After a number of firms struggled last year to get their marketing and information systems into compliance with the EU’s General Data Protection Regulation (GDPR), advisers to U.S. clients will soon be facing similar requirements on the home front. On the heels of the Cambridge Analytica scandal, California enacted the California Consumer Privacy Act of 2018, which becomes effective in less than a year. If the GDPR challenge is any indication, firms are advised to start preparing now to bring their systems and processes up to speed to address California’s GDPR-like requirements.
Starting on January 1, 2020, consumers in California (defined as natural person residents of California) will have additional privacy rights including, among others:
- The right to ask a business what personal information the business collects and why
- The right to ask with whom the business shares or sells such personal information, and to opt out of such sharing or sale (with a prohibition on the business from discriminating against the consumer for exercising this right – subject to certain exceptions such as if there is a price difference related to the value of the data)
- The right to request that the business delete the individual’s personal information from its records (although this is subject to an exception for businesses that are required to maintain the consumer’s personal information for other legal obligations (for example, recordkeeping requirements under the Advisers Act for SEC-registered advisers).
In addition, the definition of “personal information” is given broad scope under the law.
If your firm collects or maintains personal information about California consumers, we suggest reviewing the law’s requirements and starting preparations to meet its obligations, such as by:
- Making at least two methods available to consumers for submitting information disclosure requests. One of the methods must be a toll-free telephone number, and if the business maintains a website, another method must be via a website address.
- Including on the business website a link titled “Do Not Sell My Personal Information,” which links to a page where the consumer can opt out of such sale.

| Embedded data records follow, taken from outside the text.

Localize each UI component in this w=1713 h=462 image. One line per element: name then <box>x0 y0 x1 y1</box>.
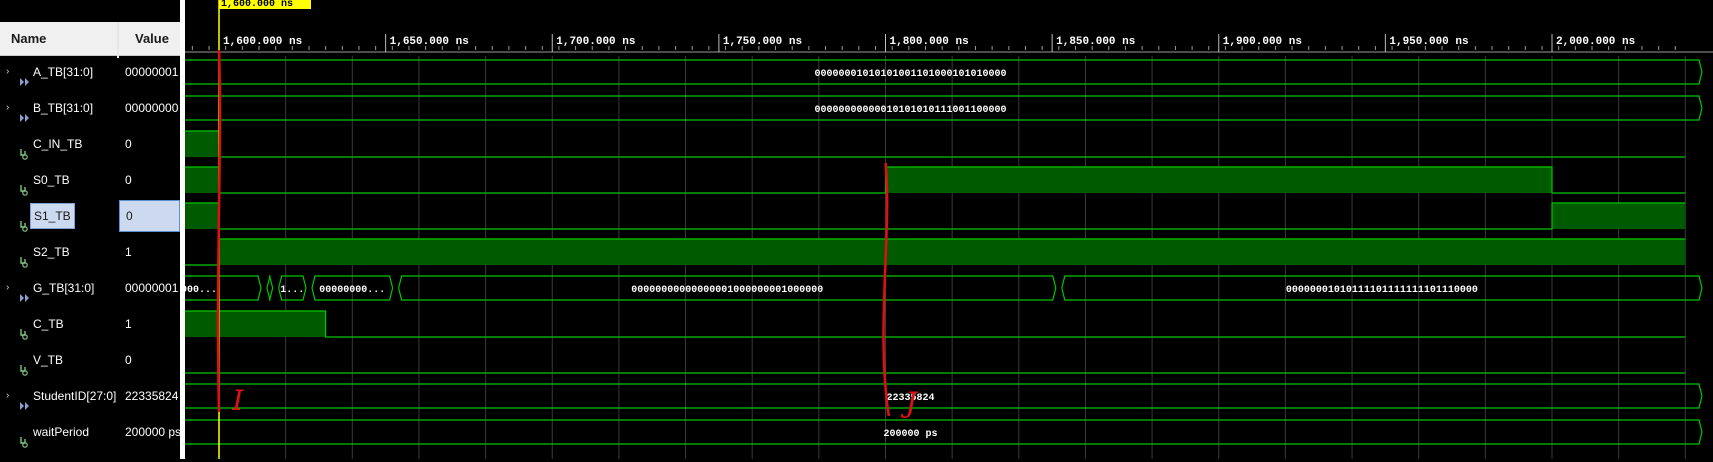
signal-row-name[interactable]: › B_TB[31:0] <box>0 90 117 126</box>
time-axis-label: 1,650.000 ns <box>390 36 469 48</box>
signal-name: waitPeriod <box>33 425 90 439</box>
time-axis-label: 1,750.000 ns <box>723 36 802 48</box>
bus-signal-icon <box>19 102 31 122</box>
logic-signal-icon <box>19 138 31 160</box>
bus-signal-icon <box>19 390 31 410</box>
signal-row-name[interactable]: › StudentID[27:0] <box>0 378 117 414</box>
signal-row-name[interactable]: › A_TB[31:0] <box>0 54 117 90</box>
signal-row-name[interactable]: C_IN_TB <box>0 126 117 162</box>
bit-line <box>185 130 1686 158</box>
logic-signal-icon <box>19 210 31 232</box>
signal-name: S0_TB <box>33 173 70 187</box>
logic-signal-icon <box>19 354 31 376</box>
expand-chevron-icon[interactable]: › <box>6 54 9 90</box>
bus-value-label: 00000000000000001000000001000000 <box>631 285 823 296</box>
bus-trace: 22335824 <box>185 383 1703 409</box>
high-fill <box>185 131 219 157</box>
signal-name-panel: Name › A_TB[31:0] › B_TB[31:0] C_IN_TB S0_TB S… <box>0 0 117 459</box>
annotation-marks: IJ <box>216 49 918 419</box>
signal-value[interactable]: 0 <box>119 342 180 378</box>
bus-value-label: 00000001010111101111111101110000 <box>1286 285 1478 296</box>
bit-trace <box>185 202 1686 230</box>
signal-row-name[interactable]: C_TB <box>0 306 117 342</box>
annotation-line-j <box>882 162 891 417</box>
signal-row-name[interactable]: V_TB <box>0 342 117 378</box>
bit-line <box>185 310 1686 338</box>
value-column-header[interactable]: Value <box>119 22 180 56</box>
signal-row-name[interactable]: S1_TB <box>0 198 117 234</box>
logic-signal-icon <box>19 246 31 268</box>
signal-value[interactable]: 00000001 <box>119 270 180 306</box>
signal-name: S1_TB <box>30 203 75 229</box>
signal-row-name[interactable]: › G_TB[31:0] <box>0 270 117 306</box>
signal-row-name[interactable]: S0_TB <box>0 162 117 198</box>
signal-value[interactable]: 0 <box>119 126 180 162</box>
signal-name: S2_TB <box>33 245 70 259</box>
signal-row-name[interactable]: S2_TB <box>0 234 117 270</box>
time-axis-label: 1,850.000 ns <box>1056 36 1135 48</box>
expand-chevron-icon[interactable]: › <box>6 378 9 414</box>
signal-value[interactable]: 00000000 <box>119 90 180 126</box>
signal-value[interactable]: 0 <box>119 162 180 198</box>
signal-name: A_TB[31:0] <box>33 65 94 79</box>
bit-trace <box>185 166 1686 194</box>
high-fill <box>185 167 219 193</box>
bit-line <box>185 202 1686 230</box>
logic-signal-icon <box>19 318 31 340</box>
signal-name: V_TB <box>33 353 64 367</box>
bus-segment <box>185 419 1703 445</box>
expand-chevron-icon[interactable]: › <box>6 270 9 306</box>
bus-signal-icon <box>19 282 31 302</box>
signal-value[interactable]: 200000 ps <box>119 414 180 450</box>
bus-trace: 000000... 1... 00000000... 0000000000000000… <box>185 275 1703 301</box>
time-axis-label: 1,800.000 ns <box>890 36 969 48</box>
expand-chevron-icon[interactable]: › <box>6 90 9 126</box>
cursor-time-label: 1,600.000 ns <box>219 0 311 10</box>
signal-name: G_TB[31:0] <box>33 281 95 295</box>
bit-trace <box>185 238 1686 266</box>
bus-trace: 00000001010101001101000101010000 <box>185 59 1703 85</box>
bit-trace <box>185 130 1686 158</box>
name-column-header[interactable]: Name <box>0 22 117 56</box>
annotation-label-i: I <box>231 384 244 417</box>
time-axis-label: 2,000.000 ns <box>1556 36 1635 48</box>
signal-name: C_TB <box>33 317 64 331</box>
signal-value[interactable]: 22335824 <box>119 378 180 414</box>
high-fill <box>885 167 1552 193</box>
signal-name: StudentID[27:0] <box>33 389 117 403</box>
bus-value-label: 00000000... <box>319 285 385 296</box>
bus-segment <box>266 275 274 301</box>
signal-row-name[interactable]: waitPeriod <box>0 414 117 450</box>
bus-signal-icon <box>19 66 31 86</box>
time-axis-label: 1,700.000 ns <box>556 36 635 48</box>
signal-value[interactable]: 0 <box>119 200 180 232</box>
bus-value-label: 00000000000010101010111001100000 <box>814 105 1006 116</box>
signal-value[interactable]: 00000001 <box>119 54 180 90</box>
bus-value-label: 1... <box>280 285 304 296</box>
signal-name: C_IN_TB <box>33 137 83 151</box>
time-axis-label: 1,600.000 ns <box>223 36 302 48</box>
bus-trace: 200000 ps <box>185 419 1703 445</box>
waveform-canvas[interactable]: 1,600.000 ns 1,650.000 ns 1,700.000 ns 1,75… <box>185 0 1713 459</box>
high-fill <box>1552 203 1686 229</box>
time-axis-label: 1,900.000 ns <box>1223 36 1302 48</box>
signal-value-panel: Value 00000001 00000000 0 0 0 1 00000001 1 0 2233… <box>119 0 180 459</box>
high-fill <box>185 311 326 337</box>
time-axis-label: 1,950.000 ns <box>1389 36 1468 48</box>
bus-value-label: 200000 ps <box>883 429 937 440</box>
logic-signal-icon <box>19 174 31 196</box>
bus-value-label: 000000... <box>185 285 217 296</box>
bus-trace: 00000000000010101010111001100000 <box>185 95 1703 121</box>
logic-signal-icon <box>19 426 31 448</box>
signal-value[interactable]: 1 <box>119 306 180 342</box>
high-fill <box>219 239 1686 265</box>
bus-segment <box>185 383 1703 409</box>
signal-name: B_TB[31:0] <box>33 101 94 115</box>
bit-trace <box>185 310 1686 338</box>
signal-value[interactable]: 1 <box>119 234 180 270</box>
bus-value-label: 00000001010101001101000101010000 <box>814 69 1006 80</box>
high-fill <box>185 203 219 229</box>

Businesses can satisfy this requirement by maintaining a separate website for California consumers and including the link there and not on the general website.
- Being prepared to produce requested information in response to a consumer’s request, and to deliver that information within 45 days of receipt of such request (a one-time extension of another 45 days is permitted if reasonably necessary and notice to the consumer of the extension is provided.
The California Consumer Privacy Act of 2018 applies to any business that collects personal information of California consumers and does business in California, and meets at least one of the following criteria:
- Annual gross revenues in excess of $25 million (adjusted January of every odd-numbered year in relation to any increase in the Consumer Price Index)
- Alone or in combination, annually buys, receives (for commercial purposes), sells, or shares the personal information of 50,000 or more consumers, households, or devices, or
- Derives 50% or more of its annual revenues from selling consumer’s personal information.